Abstract
The contribution of sympathetic activation in the development of hypertension is supported by early experimental evidence based on surgical denervation of sino-aortic baroreceptors or lesions of the central relay station of the baroreflex, the nucleus tractus solitarii1. Disruption of this area of the brain was associated with an immediate increase in blood pressure1. Sympathetic overactivity can also be triggered by impairment of the inhibitory function physiologically exerted by reflexogenic areas (arterial baroreceptors, cardiopulmonary receptors, and chemoreceptors) on adrenergic drive2. Metabolic and humoral mechanisms are also thought to be involved in the development and progression of hypertension-related sympathetic overdrive3.
The role of baroreceptors in the development of hypertension
The baroreceptors of the carotid sinus sit at the bifurcation of the common carotid artery and are mechanoreceptors that respond to vascular distention. The carotid baroreflex is an important component in the control of both short-term and long-term fluctuations in blood pressure. The reflex is initiated by stimulation of stretch-sensitive afferent nerve endings found within the common carotid artery bifurcation3. The stimulation of these receptors in response to vascular distention from either elevated BP or increased intravascular volume acts to dampen increases in blood pressure. In response to a sensed “stretch,” the baroreceptor sends a signal that travels from the carotid sinus nerve to join cranial nerve IX (CN IX), eventually signalling the nucleus tractus solitarius in the medulla4. Ultimately, this leads to an inhibition of sympathetic output, along with a decrease in the heart rate, cardiac contractility as well as the release of renin-angiotensin-aldosterone system (RAAS) and ADH, which serves to reduce intravascular volume and tone4, Figure 1.
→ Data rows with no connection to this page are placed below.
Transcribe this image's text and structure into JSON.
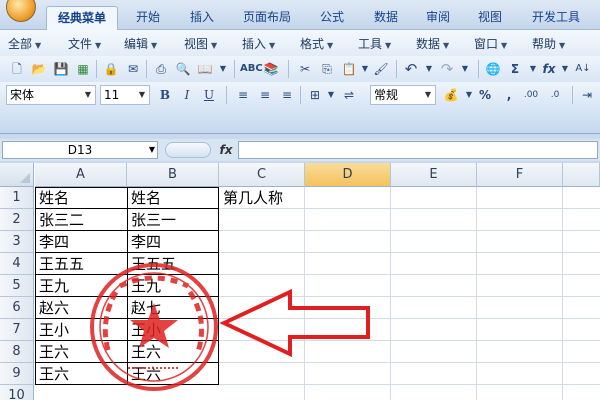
{
  "ribbon_tabs": [
    "经典菜单",
    "开始",
    "插入",
    "页面布局",
    "公式",
    "数据",
    "审阅",
    "视图",
    "开发工具"
  ],
  "active_tab": "经典菜单",
  "menus": [
    "全部",
    "文件",
    "编辑",
    "视图",
    "插入",
    "格式",
    "工具",
    "数据",
    "窗口",
    "帮助"
  ],
  "toolbar": {
    "font_name": "宋体",
    "font_size": "11",
    "number_format": "常规",
    "bold": "B",
    "italic": "I",
    "underline": "U",
    "percent": "%",
    "comma": ",",
    "sum": "Σ",
    "fx": "fx"
  },
  "formula_bar": {
    "name_box": "D13",
    "fx_label": "fx",
    "formula": ""
  },
  "sheet": {
    "columns": [
      "A",
      "B",
      "C",
      "D",
      "E",
      "F"
    ],
    "selected_column": "D",
    "rows": [
      "1",
      "2",
      "3",
      "4",
      "5",
      "6",
      "7",
      "8",
      "9",
      "10"
    ],
    "cells": {
      "A": [
        "姓名",
        "张三二",
        "李四",
        "王五五",
        "王九",
        "赵六",
        "王小",
        "王六",
        "王六"
      ],
      "B": [
        "姓名",
        "张三一",
        "李四",
        "王五五",
        "王九",
        "赵七",
        "王小",
        "王六",
        "王六"
      ],
      "C1": "第几人称"
    }
  },
  "colors": {
    "stamp": "#e02020",
    "arrow": "#e02020",
    "accent": "#15428b"
  }
}
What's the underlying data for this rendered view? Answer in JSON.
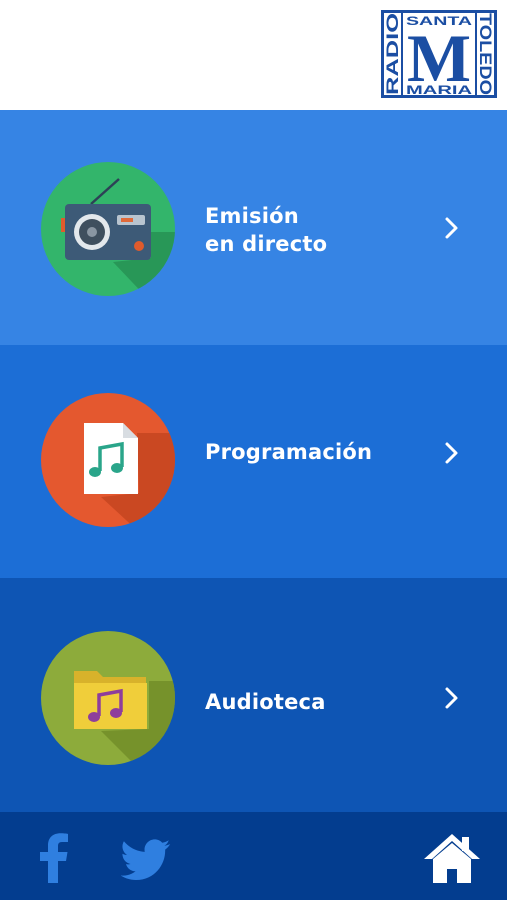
{
  "header": {
    "logo": {
      "word_left": "RADIO",
      "word_top": "SANTA",
      "letter": "M",
      "word_bottom": "MARIA",
      "word_right": "TOLEDO"
    }
  },
  "menu": [
    {
      "line1": "Emisión",
      "line2": "en directo",
      "icon": "radio-icon",
      "color": "#33b56b"
    },
    {
      "line1": "Programación",
      "icon": "music-file-icon",
      "color": "#e4582f"
    },
    {
      "line1": "Audioteca",
      "icon": "music-folder-icon",
      "color": "#8dab3b"
    }
  ],
  "footer": {
    "icons": [
      "facebook-icon",
      "twitter-icon",
      "home-icon"
    ]
  },
  "colors": {
    "panel1": "#3684e4",
    "panel2": "#1c6ed6",
    "panel3": "#0e55b4",
    "footer": "#033d8f",
    "logo": "#1b4ea3"
  }
}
Figure 1. The effect of baroreceptors on the maintenance of blood pressure regulation.
Baroreceptor activation therapy (BAT)
Direct stimulation of the baroreceptor should lower blood pressure. Early carotid sinus stimulating devices were bulkier and more frequently a cause of postural hypotension, localised nerve and soft tissue irritation. They also commonly required adjustment of electrical stimulation5.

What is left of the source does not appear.